Conrad looked at her. “And why is that?”
“Because I see Max Seavers and two Secret Service agents walking straight toward our table.”
From the stage Serena saw Max Seavers, too, and decided to jump the gun on the prayer breakfast by standing up, walking to the microphone stand, and offering up her opening prayer a good seven minutes ahead of schedule.
“Let us rise for the opening prayer,” she said, and bowed her head, aware that the president hadn’t arrived yet and that she had caught the senators on stage off guard. But there was nothing they could say at this point as everybody in the ballroom rose to their feet and effectively blocked Seavers from reaching Conrad.
“Almighty God,” she prayed. “We make our earnest prayer that Thou wilt keep the United States in Thy Holy protection, and Thou wilt incline the hearts of the citizens to cultivate a spirit of subordination and obedience to government, and entertain a brotherly affection and love for one another and for their fellow citizens of the United States at large….”
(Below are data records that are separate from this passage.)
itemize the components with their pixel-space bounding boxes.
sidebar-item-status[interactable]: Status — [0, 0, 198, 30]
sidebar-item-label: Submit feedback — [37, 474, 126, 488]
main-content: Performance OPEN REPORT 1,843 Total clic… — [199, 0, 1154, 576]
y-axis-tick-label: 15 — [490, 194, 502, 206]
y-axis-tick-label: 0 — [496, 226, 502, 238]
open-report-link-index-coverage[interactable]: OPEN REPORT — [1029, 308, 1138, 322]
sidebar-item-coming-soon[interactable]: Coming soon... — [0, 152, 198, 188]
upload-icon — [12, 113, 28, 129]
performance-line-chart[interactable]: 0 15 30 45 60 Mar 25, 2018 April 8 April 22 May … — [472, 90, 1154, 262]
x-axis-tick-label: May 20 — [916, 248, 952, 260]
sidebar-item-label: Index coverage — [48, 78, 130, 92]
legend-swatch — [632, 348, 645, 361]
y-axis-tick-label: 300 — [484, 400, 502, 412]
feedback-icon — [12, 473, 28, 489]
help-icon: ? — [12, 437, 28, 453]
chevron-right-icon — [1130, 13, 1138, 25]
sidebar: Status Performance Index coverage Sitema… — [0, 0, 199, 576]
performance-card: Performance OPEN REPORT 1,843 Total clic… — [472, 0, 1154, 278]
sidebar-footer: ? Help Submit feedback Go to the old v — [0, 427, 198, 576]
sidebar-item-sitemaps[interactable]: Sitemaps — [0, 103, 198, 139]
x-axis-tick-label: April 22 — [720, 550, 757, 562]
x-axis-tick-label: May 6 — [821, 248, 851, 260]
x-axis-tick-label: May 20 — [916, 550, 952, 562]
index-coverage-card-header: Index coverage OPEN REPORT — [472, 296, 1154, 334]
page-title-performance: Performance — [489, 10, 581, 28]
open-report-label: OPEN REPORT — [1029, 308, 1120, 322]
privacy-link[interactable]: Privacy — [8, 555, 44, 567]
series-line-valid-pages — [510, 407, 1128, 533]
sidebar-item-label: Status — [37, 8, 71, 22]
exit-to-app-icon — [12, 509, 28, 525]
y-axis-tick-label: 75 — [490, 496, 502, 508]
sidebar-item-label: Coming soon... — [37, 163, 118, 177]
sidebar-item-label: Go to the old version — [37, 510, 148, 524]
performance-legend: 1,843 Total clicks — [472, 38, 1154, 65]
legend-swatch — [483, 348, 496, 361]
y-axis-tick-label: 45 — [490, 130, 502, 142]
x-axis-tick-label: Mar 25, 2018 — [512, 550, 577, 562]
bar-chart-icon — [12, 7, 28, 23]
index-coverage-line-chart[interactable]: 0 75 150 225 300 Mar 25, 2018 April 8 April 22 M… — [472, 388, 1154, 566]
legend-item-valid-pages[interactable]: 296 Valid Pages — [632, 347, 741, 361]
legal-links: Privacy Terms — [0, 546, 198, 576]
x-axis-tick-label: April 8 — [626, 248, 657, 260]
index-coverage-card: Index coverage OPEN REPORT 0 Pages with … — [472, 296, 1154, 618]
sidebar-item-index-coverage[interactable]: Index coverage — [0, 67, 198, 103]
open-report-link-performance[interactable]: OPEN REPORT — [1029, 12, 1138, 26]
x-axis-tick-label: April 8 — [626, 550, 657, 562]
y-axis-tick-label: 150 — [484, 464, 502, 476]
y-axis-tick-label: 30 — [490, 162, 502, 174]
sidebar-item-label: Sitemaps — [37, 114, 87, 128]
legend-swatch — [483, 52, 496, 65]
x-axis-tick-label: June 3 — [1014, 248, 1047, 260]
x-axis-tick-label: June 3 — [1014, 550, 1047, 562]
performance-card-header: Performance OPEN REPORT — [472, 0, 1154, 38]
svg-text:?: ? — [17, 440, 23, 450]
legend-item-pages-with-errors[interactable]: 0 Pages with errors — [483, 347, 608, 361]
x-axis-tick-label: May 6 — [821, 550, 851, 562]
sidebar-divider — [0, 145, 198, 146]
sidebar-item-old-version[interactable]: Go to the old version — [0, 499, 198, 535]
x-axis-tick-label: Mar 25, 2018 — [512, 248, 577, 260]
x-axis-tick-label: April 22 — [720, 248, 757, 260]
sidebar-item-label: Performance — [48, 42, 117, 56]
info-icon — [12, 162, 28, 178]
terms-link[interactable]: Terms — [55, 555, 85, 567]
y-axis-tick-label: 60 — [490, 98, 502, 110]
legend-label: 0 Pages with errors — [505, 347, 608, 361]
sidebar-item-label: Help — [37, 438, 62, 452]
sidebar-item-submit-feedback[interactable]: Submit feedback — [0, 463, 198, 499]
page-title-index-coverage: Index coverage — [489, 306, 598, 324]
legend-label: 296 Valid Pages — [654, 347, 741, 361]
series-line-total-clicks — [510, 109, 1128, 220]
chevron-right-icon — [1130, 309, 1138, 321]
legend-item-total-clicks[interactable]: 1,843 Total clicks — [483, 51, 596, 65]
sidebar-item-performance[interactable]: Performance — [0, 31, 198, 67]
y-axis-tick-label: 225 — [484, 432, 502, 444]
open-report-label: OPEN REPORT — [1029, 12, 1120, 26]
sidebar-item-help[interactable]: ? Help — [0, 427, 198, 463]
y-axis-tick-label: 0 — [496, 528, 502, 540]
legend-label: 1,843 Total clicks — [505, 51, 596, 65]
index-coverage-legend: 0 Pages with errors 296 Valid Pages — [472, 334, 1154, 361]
She kept her eyes open, along with every member of the security detail stationed throughout the ballroom, and she could see Seavers seething in the back, craning his neck as he searched for Conrad.
“…And finally that Thou wilt most graciously be pleased to dispose us all to do justice, to love mercy, and to demean ourselves with that charity, humility, and pacific temper of mind which were the characteristics of the Divine Author of our blessed religion, and without a humble imitation whose example in these things we can never hope to be a happy nation. Grant our supplication, we beseech Thee, through Jesus Christ our Lord, Amen.”
As soon as everybody sat down again, Seavers, a furious frown on his face, marched toward the corner of the room where Yeats sat. Bono,
who was supposed to open the breakfast with a song before the opening prayer, now began to sing “Amazing Grace.”
This prayer breakfast was like an absurd nightmare, Seavers thought, walking among the well-dressed deluded whose minuscule brainwaves were directed to a deity that did not exist, and who actually believed that the Founding Fathers sought to establish a Christian nation. That Conrad Yeats believed he could find refuge here was even more absurd.
Yeats had his back to him as Seavers approached and recognized the policewoman from the Capitol. Was there any place he could avoid that woman?
Seavers glared at Sergeant R.A.T.S. as the two Secret Service agents took positions behind her opposite Yeats. Seavers then placed his left hand with the stump of a finger on Yeats’s left shoulder.
“Time’s up, Yeats.”
But instead of Yeats, Seavers found himself staring at the face of a Latino server, who was holding a pot of coffee.